With what is going on in the world right now, activism has become a salient and powerful tool for fighting against injustice. More than ever, young people are getting involved in activism. Whether it’s participating in protests, everyday resistance, or working with their communities in movements, people, including young people, are faced with confronting questions that challenge the way they perceive society, the world, and themselves.
Marva Sheridan was born ready for this day. She’s always been driven to make a difference in the world, and what better way than to vote in her first election?
Duke Crenshaw is so done with this election. He just wants to get voting over with so he can prepare for his band’s first paying gig tonight. Only problem? Duke can’t vote.
When Marva sees Duke turned away from their polling place, she takes it upon herself to make sure his vote is counted. She hasn’t spent months doorbelling and registering voters just to see someone denied their right.
And that’s how their whirlwind day begins, rushing from precinct to precinct, cutting school, waiting in endless lines, turned away time and again, trying to do one simple thing: vote. They may have started out as strangers, but as Duke and Marva team up to beat a rigged system (and find Marva’s missing cat), it’s clear that there’s more to their connection than a shared mission for democracy.

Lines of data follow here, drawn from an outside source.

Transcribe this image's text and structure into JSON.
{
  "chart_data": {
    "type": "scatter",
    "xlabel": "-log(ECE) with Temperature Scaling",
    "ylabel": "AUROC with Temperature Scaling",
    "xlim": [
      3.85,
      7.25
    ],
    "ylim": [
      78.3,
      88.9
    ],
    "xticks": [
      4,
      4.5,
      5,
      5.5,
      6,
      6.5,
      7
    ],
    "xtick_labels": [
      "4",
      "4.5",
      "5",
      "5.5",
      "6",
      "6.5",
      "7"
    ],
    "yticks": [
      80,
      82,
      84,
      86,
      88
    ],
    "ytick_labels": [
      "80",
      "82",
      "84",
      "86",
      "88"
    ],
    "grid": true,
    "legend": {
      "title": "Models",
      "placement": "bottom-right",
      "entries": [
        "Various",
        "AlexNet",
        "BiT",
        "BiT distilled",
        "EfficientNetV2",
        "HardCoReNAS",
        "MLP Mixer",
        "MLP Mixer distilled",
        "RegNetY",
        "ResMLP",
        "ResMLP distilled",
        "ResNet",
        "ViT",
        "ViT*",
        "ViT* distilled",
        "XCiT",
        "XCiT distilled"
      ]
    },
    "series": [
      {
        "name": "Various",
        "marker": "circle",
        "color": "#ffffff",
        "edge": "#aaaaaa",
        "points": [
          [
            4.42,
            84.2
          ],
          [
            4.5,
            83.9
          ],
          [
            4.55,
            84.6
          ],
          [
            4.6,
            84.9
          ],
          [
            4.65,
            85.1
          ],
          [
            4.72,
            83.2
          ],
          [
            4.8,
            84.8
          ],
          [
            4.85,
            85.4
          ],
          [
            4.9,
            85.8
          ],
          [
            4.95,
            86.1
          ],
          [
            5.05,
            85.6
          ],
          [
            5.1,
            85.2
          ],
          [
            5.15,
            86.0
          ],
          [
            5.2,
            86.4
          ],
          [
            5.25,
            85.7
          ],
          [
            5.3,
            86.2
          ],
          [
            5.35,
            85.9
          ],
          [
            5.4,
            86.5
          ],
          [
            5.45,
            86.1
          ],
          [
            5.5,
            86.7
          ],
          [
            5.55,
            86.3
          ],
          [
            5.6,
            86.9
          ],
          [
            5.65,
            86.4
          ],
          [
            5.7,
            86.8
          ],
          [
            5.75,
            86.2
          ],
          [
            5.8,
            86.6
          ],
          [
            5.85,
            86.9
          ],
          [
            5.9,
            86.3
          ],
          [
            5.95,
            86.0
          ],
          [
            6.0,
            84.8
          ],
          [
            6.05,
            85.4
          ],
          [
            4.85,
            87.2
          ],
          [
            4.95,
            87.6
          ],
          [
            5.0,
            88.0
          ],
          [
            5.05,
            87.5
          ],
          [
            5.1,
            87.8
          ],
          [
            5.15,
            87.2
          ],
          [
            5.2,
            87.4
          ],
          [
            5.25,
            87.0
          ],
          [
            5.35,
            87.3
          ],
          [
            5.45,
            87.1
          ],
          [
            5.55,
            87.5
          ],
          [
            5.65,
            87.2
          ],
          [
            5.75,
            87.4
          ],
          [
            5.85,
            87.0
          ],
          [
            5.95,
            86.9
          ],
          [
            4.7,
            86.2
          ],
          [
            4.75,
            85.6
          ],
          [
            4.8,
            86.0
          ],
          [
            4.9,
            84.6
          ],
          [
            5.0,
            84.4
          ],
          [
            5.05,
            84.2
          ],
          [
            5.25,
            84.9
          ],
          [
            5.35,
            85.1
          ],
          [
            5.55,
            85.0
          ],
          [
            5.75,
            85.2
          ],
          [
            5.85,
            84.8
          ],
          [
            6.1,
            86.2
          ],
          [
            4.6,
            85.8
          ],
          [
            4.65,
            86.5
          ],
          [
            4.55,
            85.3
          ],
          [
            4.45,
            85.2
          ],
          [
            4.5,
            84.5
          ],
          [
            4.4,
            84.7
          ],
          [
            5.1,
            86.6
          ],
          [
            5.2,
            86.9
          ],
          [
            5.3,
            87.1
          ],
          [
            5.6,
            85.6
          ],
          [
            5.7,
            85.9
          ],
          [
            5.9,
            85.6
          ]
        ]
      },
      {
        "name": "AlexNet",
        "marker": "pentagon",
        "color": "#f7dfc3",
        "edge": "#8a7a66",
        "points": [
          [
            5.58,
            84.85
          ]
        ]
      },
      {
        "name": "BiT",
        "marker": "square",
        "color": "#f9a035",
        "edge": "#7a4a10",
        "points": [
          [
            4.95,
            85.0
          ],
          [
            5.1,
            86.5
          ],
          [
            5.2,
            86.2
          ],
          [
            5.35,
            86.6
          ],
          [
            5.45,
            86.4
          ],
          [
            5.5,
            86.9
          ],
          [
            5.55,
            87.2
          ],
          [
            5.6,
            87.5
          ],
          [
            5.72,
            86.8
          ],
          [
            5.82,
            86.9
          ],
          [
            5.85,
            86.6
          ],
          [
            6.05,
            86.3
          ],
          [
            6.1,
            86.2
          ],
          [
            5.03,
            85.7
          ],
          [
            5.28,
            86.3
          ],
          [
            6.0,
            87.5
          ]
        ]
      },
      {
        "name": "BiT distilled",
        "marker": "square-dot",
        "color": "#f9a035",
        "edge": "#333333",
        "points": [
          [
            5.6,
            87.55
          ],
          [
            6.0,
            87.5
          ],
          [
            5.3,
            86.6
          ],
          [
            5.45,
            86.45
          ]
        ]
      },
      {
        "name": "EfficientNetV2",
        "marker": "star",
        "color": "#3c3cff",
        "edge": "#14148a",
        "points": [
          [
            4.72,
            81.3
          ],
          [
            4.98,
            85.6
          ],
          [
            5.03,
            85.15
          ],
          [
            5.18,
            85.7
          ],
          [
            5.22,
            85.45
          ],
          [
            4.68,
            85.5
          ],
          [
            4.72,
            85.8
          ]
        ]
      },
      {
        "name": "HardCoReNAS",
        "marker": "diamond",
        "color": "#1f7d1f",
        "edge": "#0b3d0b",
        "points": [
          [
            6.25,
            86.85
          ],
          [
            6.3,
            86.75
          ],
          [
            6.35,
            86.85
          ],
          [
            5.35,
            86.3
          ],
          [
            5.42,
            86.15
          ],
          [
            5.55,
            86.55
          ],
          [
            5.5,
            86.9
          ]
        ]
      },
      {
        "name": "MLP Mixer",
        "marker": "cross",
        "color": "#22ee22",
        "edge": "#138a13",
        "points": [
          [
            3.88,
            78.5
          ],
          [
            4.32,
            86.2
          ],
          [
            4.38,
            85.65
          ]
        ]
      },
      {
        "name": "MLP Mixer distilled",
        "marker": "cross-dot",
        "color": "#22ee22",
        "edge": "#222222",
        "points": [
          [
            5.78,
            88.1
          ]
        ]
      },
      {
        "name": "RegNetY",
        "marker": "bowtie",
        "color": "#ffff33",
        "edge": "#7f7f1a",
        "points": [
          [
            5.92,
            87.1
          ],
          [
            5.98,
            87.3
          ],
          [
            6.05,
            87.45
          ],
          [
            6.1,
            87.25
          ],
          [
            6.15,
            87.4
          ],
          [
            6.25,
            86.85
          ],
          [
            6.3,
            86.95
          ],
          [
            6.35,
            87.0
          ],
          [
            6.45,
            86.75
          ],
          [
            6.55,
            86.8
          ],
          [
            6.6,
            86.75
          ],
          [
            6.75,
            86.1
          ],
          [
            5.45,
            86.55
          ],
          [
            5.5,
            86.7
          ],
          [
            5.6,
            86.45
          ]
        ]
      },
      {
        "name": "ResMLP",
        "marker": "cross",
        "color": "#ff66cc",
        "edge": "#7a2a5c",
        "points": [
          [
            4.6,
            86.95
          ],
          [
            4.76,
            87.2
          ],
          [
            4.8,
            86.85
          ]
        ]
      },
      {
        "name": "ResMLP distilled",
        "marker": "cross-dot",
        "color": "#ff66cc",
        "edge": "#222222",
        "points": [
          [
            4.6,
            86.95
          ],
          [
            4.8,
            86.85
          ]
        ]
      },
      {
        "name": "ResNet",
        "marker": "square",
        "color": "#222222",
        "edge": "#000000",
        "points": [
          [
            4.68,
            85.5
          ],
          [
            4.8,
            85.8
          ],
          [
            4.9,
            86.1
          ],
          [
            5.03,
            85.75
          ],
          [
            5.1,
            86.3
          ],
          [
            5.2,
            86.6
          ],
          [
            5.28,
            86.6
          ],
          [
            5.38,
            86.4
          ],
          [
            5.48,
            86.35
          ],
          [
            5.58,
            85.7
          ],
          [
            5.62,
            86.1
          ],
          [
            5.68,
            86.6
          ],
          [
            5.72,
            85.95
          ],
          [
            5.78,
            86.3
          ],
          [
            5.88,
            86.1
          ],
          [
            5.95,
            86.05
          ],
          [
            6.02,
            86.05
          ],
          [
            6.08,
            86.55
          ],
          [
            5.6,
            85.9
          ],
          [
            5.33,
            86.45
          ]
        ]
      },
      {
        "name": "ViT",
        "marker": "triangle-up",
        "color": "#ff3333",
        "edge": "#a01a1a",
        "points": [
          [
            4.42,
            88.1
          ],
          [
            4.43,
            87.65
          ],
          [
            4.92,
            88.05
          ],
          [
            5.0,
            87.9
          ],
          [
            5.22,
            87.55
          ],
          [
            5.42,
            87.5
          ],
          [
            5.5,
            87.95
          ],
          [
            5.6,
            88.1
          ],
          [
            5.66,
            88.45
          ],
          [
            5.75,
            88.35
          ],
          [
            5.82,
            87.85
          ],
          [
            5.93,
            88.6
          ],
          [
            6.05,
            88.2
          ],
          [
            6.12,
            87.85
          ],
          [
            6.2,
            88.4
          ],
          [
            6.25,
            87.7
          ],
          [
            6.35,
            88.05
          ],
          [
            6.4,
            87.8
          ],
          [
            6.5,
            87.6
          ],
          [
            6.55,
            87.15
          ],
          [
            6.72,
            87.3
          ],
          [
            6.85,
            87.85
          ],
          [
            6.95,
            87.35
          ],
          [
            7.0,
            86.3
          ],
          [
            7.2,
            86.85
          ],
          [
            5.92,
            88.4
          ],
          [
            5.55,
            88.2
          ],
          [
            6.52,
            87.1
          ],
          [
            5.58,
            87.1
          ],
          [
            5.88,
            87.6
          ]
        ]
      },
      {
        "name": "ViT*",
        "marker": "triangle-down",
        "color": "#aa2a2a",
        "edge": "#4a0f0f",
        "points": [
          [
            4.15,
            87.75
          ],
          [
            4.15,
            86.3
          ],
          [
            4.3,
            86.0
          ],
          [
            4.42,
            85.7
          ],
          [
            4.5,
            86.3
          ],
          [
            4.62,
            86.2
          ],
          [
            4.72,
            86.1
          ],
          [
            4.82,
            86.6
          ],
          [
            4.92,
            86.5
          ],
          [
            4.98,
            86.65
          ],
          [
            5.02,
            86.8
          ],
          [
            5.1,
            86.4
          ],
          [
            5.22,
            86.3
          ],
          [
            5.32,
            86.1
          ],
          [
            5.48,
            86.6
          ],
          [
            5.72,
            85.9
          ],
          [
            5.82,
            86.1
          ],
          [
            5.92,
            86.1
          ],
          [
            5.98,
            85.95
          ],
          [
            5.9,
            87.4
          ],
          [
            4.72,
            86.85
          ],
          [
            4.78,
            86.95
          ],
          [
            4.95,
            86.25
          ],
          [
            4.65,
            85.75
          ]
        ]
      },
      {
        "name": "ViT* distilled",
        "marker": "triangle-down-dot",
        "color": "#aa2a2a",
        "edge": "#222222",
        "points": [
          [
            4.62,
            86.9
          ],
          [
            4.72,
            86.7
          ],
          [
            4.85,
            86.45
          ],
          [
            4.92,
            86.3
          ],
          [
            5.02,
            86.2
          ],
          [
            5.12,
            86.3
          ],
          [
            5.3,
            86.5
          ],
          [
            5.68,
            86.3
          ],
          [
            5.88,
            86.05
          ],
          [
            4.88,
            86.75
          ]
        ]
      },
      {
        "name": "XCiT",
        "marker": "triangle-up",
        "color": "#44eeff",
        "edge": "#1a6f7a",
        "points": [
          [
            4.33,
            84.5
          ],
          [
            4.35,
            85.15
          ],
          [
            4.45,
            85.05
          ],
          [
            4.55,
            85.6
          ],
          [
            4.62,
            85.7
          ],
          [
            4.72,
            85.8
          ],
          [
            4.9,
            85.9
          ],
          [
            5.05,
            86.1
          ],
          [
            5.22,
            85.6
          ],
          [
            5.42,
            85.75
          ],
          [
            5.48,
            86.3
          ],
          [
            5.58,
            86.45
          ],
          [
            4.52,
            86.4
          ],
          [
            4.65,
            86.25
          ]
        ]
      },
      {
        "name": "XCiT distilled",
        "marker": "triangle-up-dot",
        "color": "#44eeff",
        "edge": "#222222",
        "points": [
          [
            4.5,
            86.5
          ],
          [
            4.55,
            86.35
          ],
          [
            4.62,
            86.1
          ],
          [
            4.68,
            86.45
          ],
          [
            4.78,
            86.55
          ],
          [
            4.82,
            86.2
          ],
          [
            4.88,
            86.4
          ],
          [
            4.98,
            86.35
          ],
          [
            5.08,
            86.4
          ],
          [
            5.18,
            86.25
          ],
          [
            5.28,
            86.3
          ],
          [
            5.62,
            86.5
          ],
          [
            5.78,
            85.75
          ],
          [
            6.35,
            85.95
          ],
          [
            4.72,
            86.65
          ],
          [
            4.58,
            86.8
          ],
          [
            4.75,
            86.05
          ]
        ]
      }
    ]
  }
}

I don’t know how Brandy Colbert does it. I don’t know she deftly balances a story that is both incredibly warm and soft but also incisive in its discourse in activism and privilege. After reading The Voting Booth, I came away with these warm and fuzzies because the love story is such a treasure and a delight but I also loved how it made me think, reflect, and feel deeply about the Black experiences portrayed in the story.